А рифмованную идеологию мы и у Тютчева-то не перечитываем.
Уходит поэт. Остается все лучшее, что он написал.
Мое общение с ним было трогательным. В Абхазии на последних там Днях советской литературы в 1985 году. Погода в Сухуми стояла… вернее как раз не стояла, а вовсю плясала. То можно было купаться, то шел снег и дул пронзительный ветер. Поднимаясь по лестнице в свои номера в знаменитой когда-то, а ныне пребывающей в развалинах гостинице «Абхазия», мы с Юрием Поликарповичем разговорились. Чтобы продолжить разговор, а он касался темы «Русской партии», как называли тогда кожиновскую команду, он предложил мне зайти к нему в номер. И хотя разговор был скорее спором, заботливо накинул мне на плечи (погода была в этот день ужасная) свое пальто. Его жест убавил мой пафос: как же вы, настоящий поэт, можете иметь дело с этими… Может быть, лучше бы он не проявил гостеприимства?

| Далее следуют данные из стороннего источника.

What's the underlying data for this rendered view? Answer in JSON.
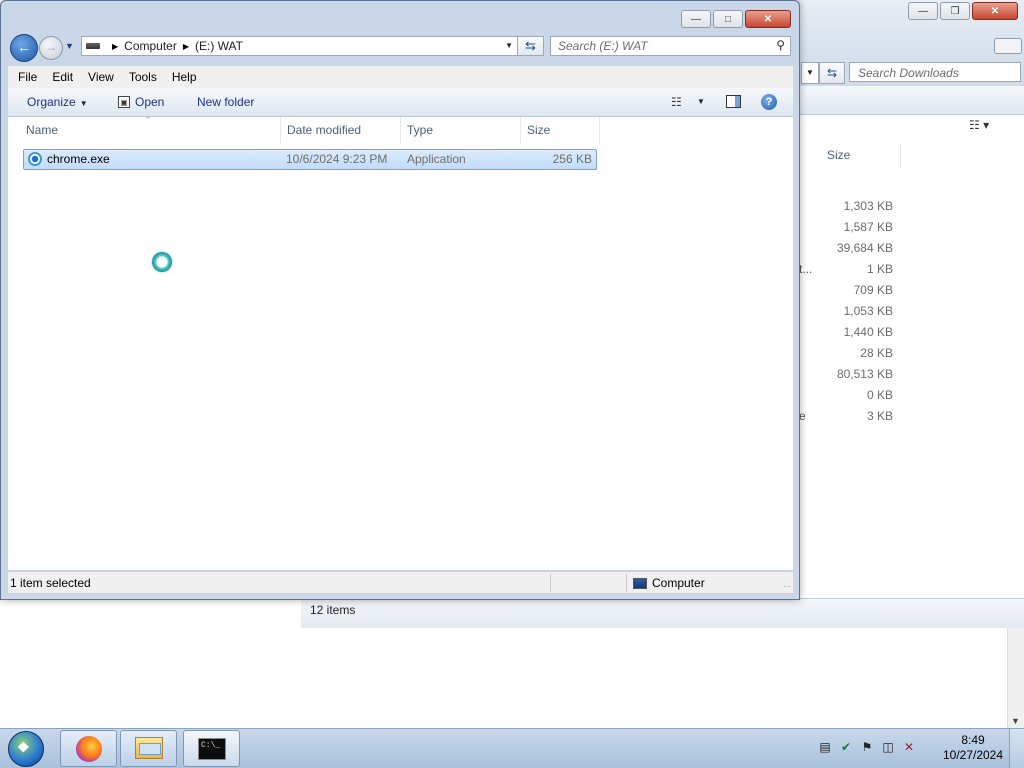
{
  "background_window": {
    "search_placeholder": "Search Downloads",
    "size_header": "Size",
    "sizes": [
      "1,303 KB",
      "1,587 KB",
      "39,684 KB",
      "1 KB",
      "709 KB",
      "1,053 KB",
      "1,440 KB",
      "28 KB",
      "80,513 KB",
      "0 KB",
      "3 KB"
    ],
    "truncated_fragment_1": "t...",
    "truncated_fragment_2": "e",
    "status": "12 items"
  },
  "window": {
    "address": {
      "computer": "Computer",
      "drive": "(E:) WAT"
    },
    "search_placeholder": "Search (E:) WAT",
    "menu": {
      "file": "File",
      "edit": "Edit",
      "view": "View",
      "tools": "Tools",
      "help": "Help"
    },
    "command_bar": {
      "organize": "Organize",
      "open": "Open",
      "new_folder": "New folder"
    },
    "columns": {
      "name": "Name",
      "date": "Date modified",
      "type": "Type",
      "size": "Size"
    },
    "files": [
      {
        "name": "chrome.exe",
        "date": "10/6/2024 9:23 PM",
        "type": "Application",
        "size": "256 KB"
      }
    ],
    "status": {
      "selection": "1 item selected",
      "location": "Computer"
    }
  },
  "taskbar": {
    "apps": [
      "firefox-icon",
      "windows-explorer-icon",
      "command-prompt-icon"
    ],
    "time": "8:49",
    "date": "10/27/2024"
  },
  "colors": {
    "selection": "#c1dcfc",
    "selection_border": "#7da2ce",
    "chrome_bg": "#c9d7e8",
    "taskbar": "#a9c1dc"
  }
}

В общем, увы, ни в чем я Кузнецова не переубедил. А жаль. С тех пор он, написав еще несколько талантливых стихотворений, начал пасти народы в русле ущербной ксенофобской идеологии. И все это в рифму – читать не стоит.
…А когда мы возвращались с мандариново-винными дарами из радушного Сухуми в обледеневшую Москву, Кузнецов вышел из автобуса раньше меня. И уронил сумку с многочисленными бутылками «Лыхны», подаренными ему поклонниками. Парочка разбились. И он стал яростно топтать сумку со всеми оставшимися бутылками. Красная лужа разлилась по льдисто-снежному проспекту Мира.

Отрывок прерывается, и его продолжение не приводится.